On vous le promet : depuis, disons, deux ou trois ans, impossible de trouver un Bureau des Conventions (on veut dire par là un « Convention Bureau ») qui se veut forcément « à la pointe »,  « proactif », tout à la fois « leader » et « facilitateur » qui ne mette en avant les « pôles d’excellence » de son tissu économique – pardon : de son « écosystème », en promouvant ses « clusters » (la concentration/collaboration d’entreprises d’un même secteur, en gros).  Bon. Rapprocher les inputs des outputs, les constructeurs de pyramides de Gizeh en ont eu la brillante idée, il y a genre 4.000 ans, mais là, c'est autre chose : c'est du cluster, man ! Et quand on en arrive au « cluster », on touche au summum du dynamisme, de la post-modernité 4.0 (et de la proactivité, du leadership, de la facilitation, de l'agilité, etc). La preuve : c'est en anglais !

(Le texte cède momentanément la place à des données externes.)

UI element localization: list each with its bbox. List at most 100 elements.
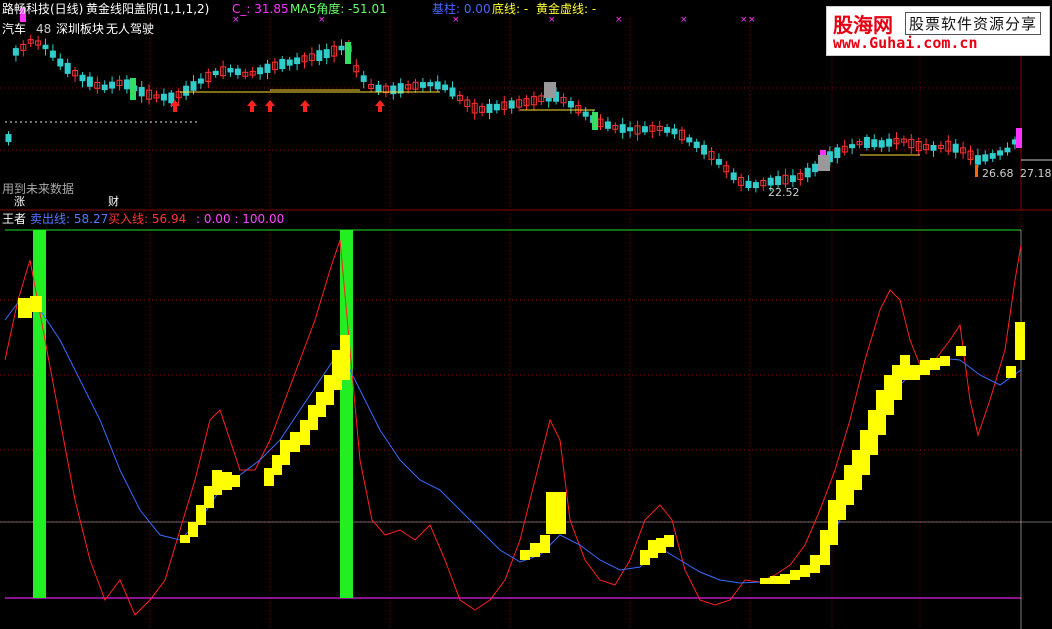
candle-body <box>227 68 234 73</box>
highlight-candle <box>592 112 598 130</box>
highlight-block <box>340 335 350 380</box>
sector-auto: 汽车 <box>2 22 27 36</box>
candle-body <box>323 49 330 59</box>
candle-body <box>619 124 626 133</box>
gold-line-value: 黄金虚线: - <box>536 2 597 16</box>
highlight-block <box>290 432 300 452</box>
candle-body <box>686 137 693 143</box>
candle-body <box>264 63 271 73</box>
candle-body <box>804 167 811 178</box>
candle-body <box>693 141 700 148</box>
marker-x: × <box>548 15 556 25</box>
chart-canvas[interactable]: ××××××××× <box>0 0 1052 629</box>
candle-body <box>390 85 397 95</box>
oscillator-title: 王者 <box>2 212 27 226</box>
signal-bar <box>340 230 353 598</box>
highlight-block <box>810 555 820 573</box>
base-value: 基柱: 0.00 <box>432 2 491 16</box>
ma5-angle: MA5角度: -51.01 <box>290 2 387 16</box>
candle-body <box>42 44 49 50</box>
candle-body <box>863 136 870 148</box>
marker-x: × <box>452 15 460 25</box>
buy-arrow-icon <box>265 100 275 112</box>
highlight-block <box>770 576 780 584</box>
candle-body <box>952 143 959 153</box>
marker-x: × <box>680 15 688 25</box>
oscillator-series <box>0 229 1052 629</box>
tag-cai: 财 <box>108 195 119 208</box>
sector-shenzhen: 深圳板块 <box>56 22 105 36</box>
candle-body <box>989 153 996 159</box>
highlight-block <box>1006 366 1016 378</box>
highlight-block <box>530 543 540 557</box>
price-label-right: 27.18 <box>1020 167 1052 180</box>
candle-body <box>316 50 323 62</box>
candle-body <box>109 81 116 89</box>
marker-x: × <box>615 15 623 25</box>
bottom-line-value: 底线: - <box>492 2 529 16</box>
candle-body <box>442 84 449 91</box>
highlight-block <box>760 578 770 584</box>
candle-body <box>419 82 426 88</box>
price-label-high: 26.68 <box>982 167 1014 180</box>
candle-body <box>627 127 634 132</box>
candle-body <box>930 144 937 151</box>
marker-x: × <box>318 15 326 25</box>
candle-body <box>138 86 145 97</box>
signal-tick <box>975 165 978 177</box>
logo-url: www.Guhai.com.cn <box>833 34 978 52</box>
sector-count: 48 <box>36 22 52 36</box>
tag-zhang: 涨 <box>14 195 25 208</box>
candle-body <box>190 81 197 91</box>
highlight-block <box>280 440 290 465</box>
candle-body <box>849 144 856 149</box>
highlight-block <box>30 296 42 312</box>
candle-body <box>449 87 456 97</box>
marker-x: × <box>232 15 240 25</box>
candle-body <box>715 159 722 165</box>
grey-candle <box>818 155 830 171</box>
candle-body <box>878 140 885 148</box>
marker-x: × <box>748 15 756 25</box>
candle-body <box>486 103 493 113</box>
candle-body <box>234 68 241 76</box>
candle-body <box>789 175 796 182</box>
candle-body <box>834 147 841 159</box>
candle-body <box>567 101 574 108</box>
candle-body <box>997 150 1004 156</box>
grey-candle <box>544 82 556 98</box>
chart-window[interactable]: ××××××××× 路畅科技(日线) 黄金线阳盖阴(1,1,1,2) C_: 3… <box>0 0 1052 629</box>
candle-body <box>582 111 589 117</box>
candle-body <box>508 100 515 109</box>
sector-autopilot: 无人驾驶 <box>106 22 155 36</box>
candle-body <box>360 75 367 82</box>
marker-x: × <box>740 15 748 25</box>
logo-slogan: 股票软件资源分享 <box>905 12 1042 35</box>
candle-body <box>183 85 190 96</box>
highlight-candle <box>130 78 136 100</box>
candle-body <box>279 58 286 70</box>
candle-body <box>168 92 175 104</box>
highlight-block <box>1015 322 1025 360</box>
candle-body <box>982 154 989 162</box>
candle-body <box>886 138 893 147</box>
candle-body <box>812 163 819 173</box>
candle-body <box>212 70 219 76</box>
highlight-block <box>920 360 930 375</box>
candle-body <box>375 84 382 93</box>
candle-body <box>767 177 774 186</box>
highlight-block <box>940 356 950 366</box>
candle-body <box>101 84 108 91</box>
highlight-block <box>910 365 920 380</box>
sell-line-value: 卖出线: 58.27 <box>30 212 109 226</box>
highlight-block <box>956 346 966 356</box>
highlight-block <box>800 565 810 577</box>
highlight-block <box>18 298 32 318</box>
candle-body <box>257 67 264 75</box>
future-data-label: 用到未来数据 <box>2 182 75 196</box>
highlight-candle <box>1016 128 1022 148</box>
candle-body <box>701 144 708 155</box>
candle-body <box>752 182 759 189</box>
highlight-block <box>540 535 550 553</box>
highlight-block <box>780 574 790 584</box>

On imagine le tout premier responsable (le responsable Zéro) d’un Convention bureau – appelons-le Boris - ayant accouché du vocable magique au service de la promotion de son territoire - Perche, Dauphiné, Marais-Poitevin, peu importe. On l’imagine rentrer dans son doux foyer à la fin de la merveilleuse journée où l'illumination advint. Peut-être, exténué par cette trouvaille, s’est-il servi un scotch pour se détendre. Peut-être a-t-il fait part de sa foudroyante inventivité lexicale au moment du dîner familial. Son épouse, les yeux humides d’admiration, lui aurait alors caressé la joue en lui promettant un pot-au-feu pour le week-end suivant. Sa petite Raphaëlle et son petit Gabriel (ou le contraire) auraient chanté, à la récré du lendemain, les exploits paternels. Bref, on peut imaginer que le terme « cluster » a offert un moment de pure félicité à un nombre restreint de personnes, ce qui, dans notre monde de brutes, est déjà ça de pris.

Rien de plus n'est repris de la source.